If I use a rebate to joint 2 boards together, is it mandatory to use screws/nails to support it or will the glue alone hold just fine?
The glue alone can be perfectly sufficient for a joint like this. Whether it is in practice depends on various factors, including:
- the loads it will be subject to, especially any shock loads1;
- movement stresses (movement of the completed item, not wood movement);
- the quality of the joint prep (flatness of the joint surfaces and the final fit);
- the material used;
- and how good the glue-up procedure is2.
If in doubt it is a good idea to reinforce in some way. Erring on the side of strength is rarely, if ever, a poor choice in furniture making. Even a few brad nails or some dowels can add significantly to the final strength of box structures like this. Toenail/dovetail the brads or dowels to maximise the reinforcement3.
If you are reinforcing the quality of the joints is less critical, but don't use this as an excuse for sloppy fit :-) However, if you do end up with one or more of the joints fitting poorly it would be a good idea to switch from using PVA-type woodworking glue to an epoxy since the latter have good gap-filling properties and the former do not.
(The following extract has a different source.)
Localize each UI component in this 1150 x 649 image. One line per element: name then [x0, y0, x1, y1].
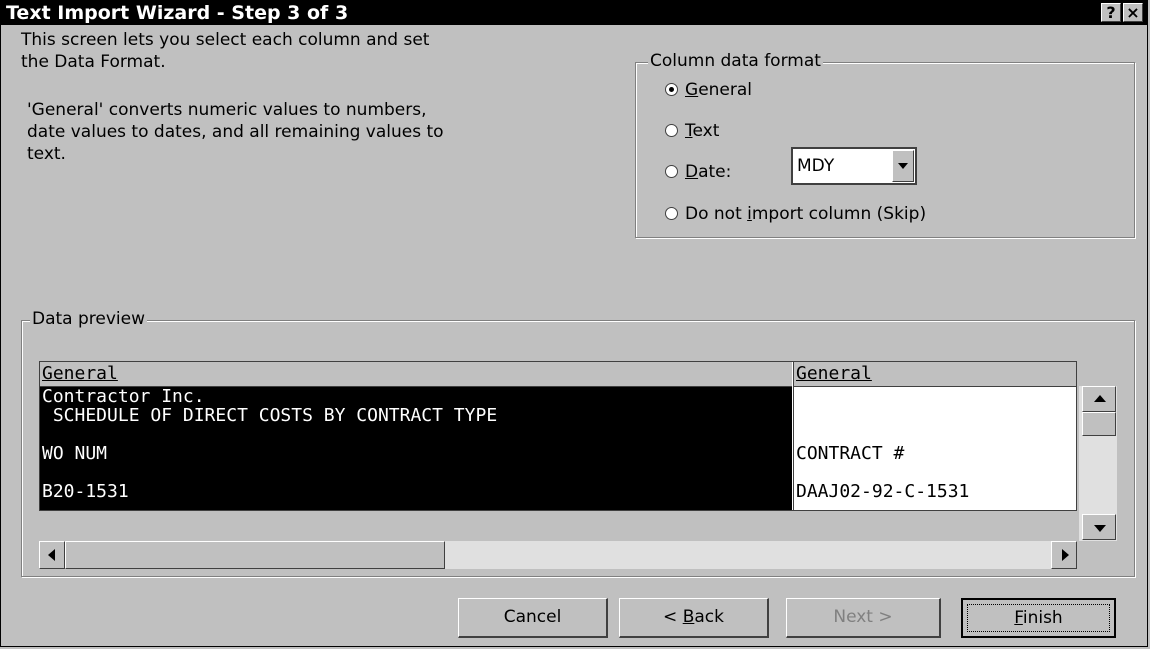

My main concern is the fact that (to my knowledge) end grain doesn't provide much strength when glued.
A rebate joint isn't a simple end grain joint like a mitre is, so some of the (legitimate) worries about end grain glueing poorly don't apply. More on the general topic in this previous Answer, What are the different grain directions, and how do they affect joint strength?
1 E.g. legs being thrown up on to the top, a child sitting on it, or it being moved around by biffing it with the shins.
2 Surfaces should be freshly worked, and if not refreshed with a light sanding just before glue goes on. Enough glue must be applied to fully wet both surfaces, and then sufficient clamp pressure applied to squeeze out all the excess.
3 I generally install any through-dowels with a slight lean anyway, just a few degrees off square. And once you use a pair at opposing angles you end up with a great deal more added strength than if they were both installed at 90°.